Sockets are the de facto standard API for network programming, as well as being useful for stopping your eyes from falling onto your cheeks. One thing that makes ZeroMQ especially tasty to developers is that it uses sockets and messages instead of some other arbitrary set of concepts. Kudos to Martin Sustrik for pulling this off. It turns "Message Oriented Middleware", a phrase guaranteed to send the whole room off to Catatonia, into "Extra Spicy Sockets!", which leaves us with a strange craving for pizza and a desire to know more.

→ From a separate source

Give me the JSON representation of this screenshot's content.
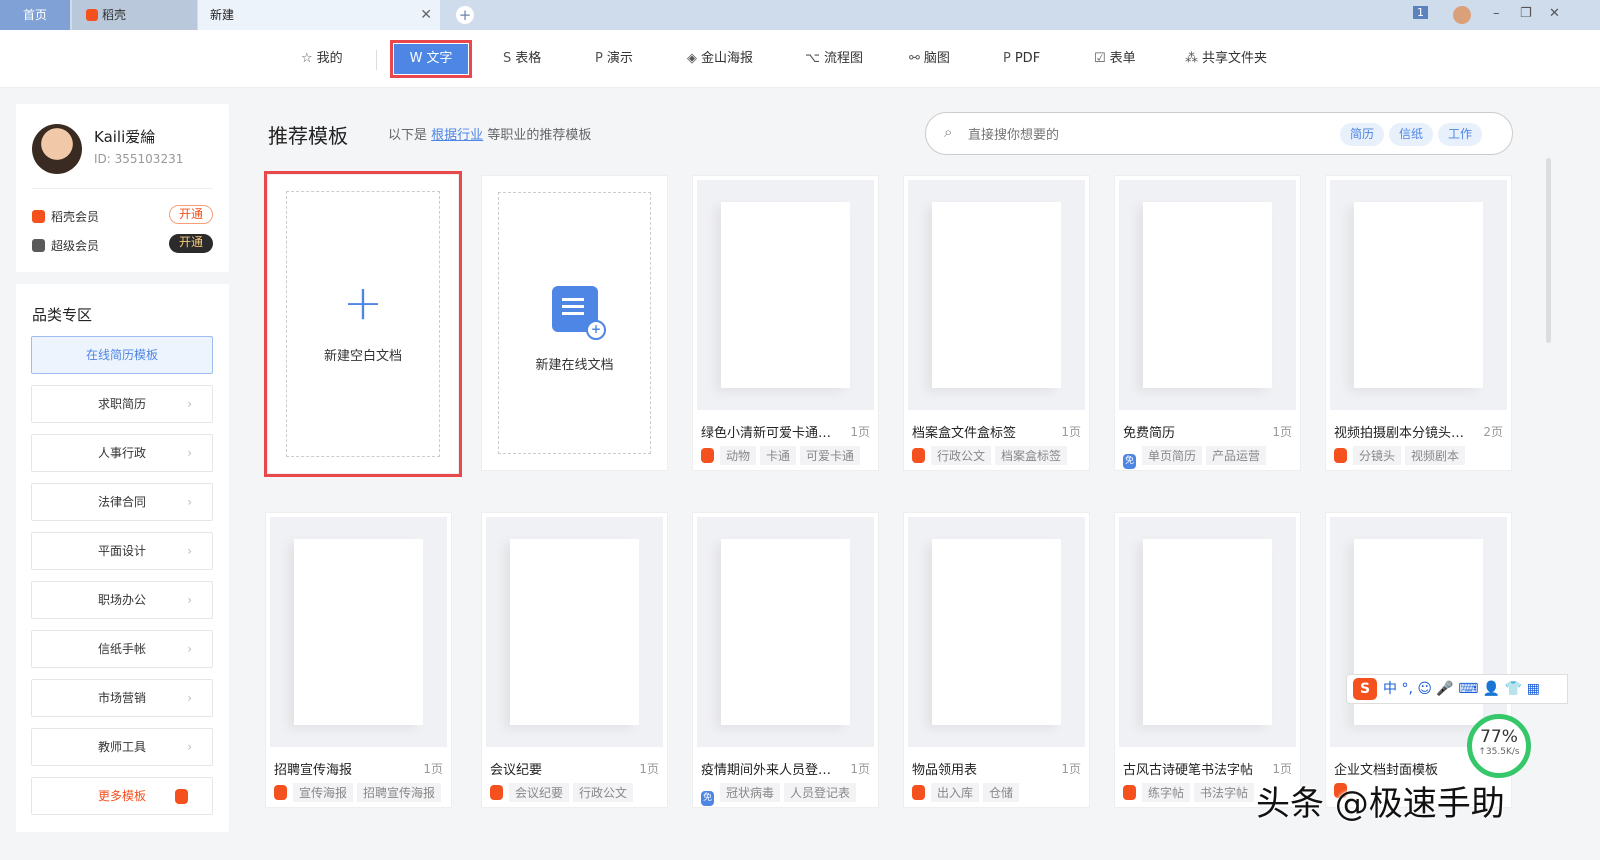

Like a favorite dish, ZeroMQ sockets are easy to digest. Sockets have a life in four parts, just like BSD sockets:

Waltherchick3118

Pieter Hintjens died in Oct 2016 ....just providing info...suffered from Cancer....took his own life...but something he states is a bit odd...but perhaps, it's just me TSDTimes Blog ....He wrote: “Let me start with this: One does not choose to fight, or give in to, a disease like cancer. Perhaps to any disease. In my body right now there is a holy war going on, and has been raging for years… And most of us can say the same thing, most of the time. We are all cancer survivors, until we’re not.” -

SecondAmendment

Who's Martin Sustrik? I'm not tech savvy at all so this Vault 7 stuff is totally foreign. I don't dare download any of it, either, so I'm just waiting for the info and finds to be posted. I wish I could do more to help research it but I'm sure I'd goof it up. Perhaps Wikileaks will post some kind of searchable database; if so I'd be more useful. . . .

Waltherchick3118

I'm not tech savvy either...Eric Snowden has been breaking down a lot of what is posted in WikiLeaks ....

SecondAmendment

Thank you, @Waltherchick3118 ! God love ya.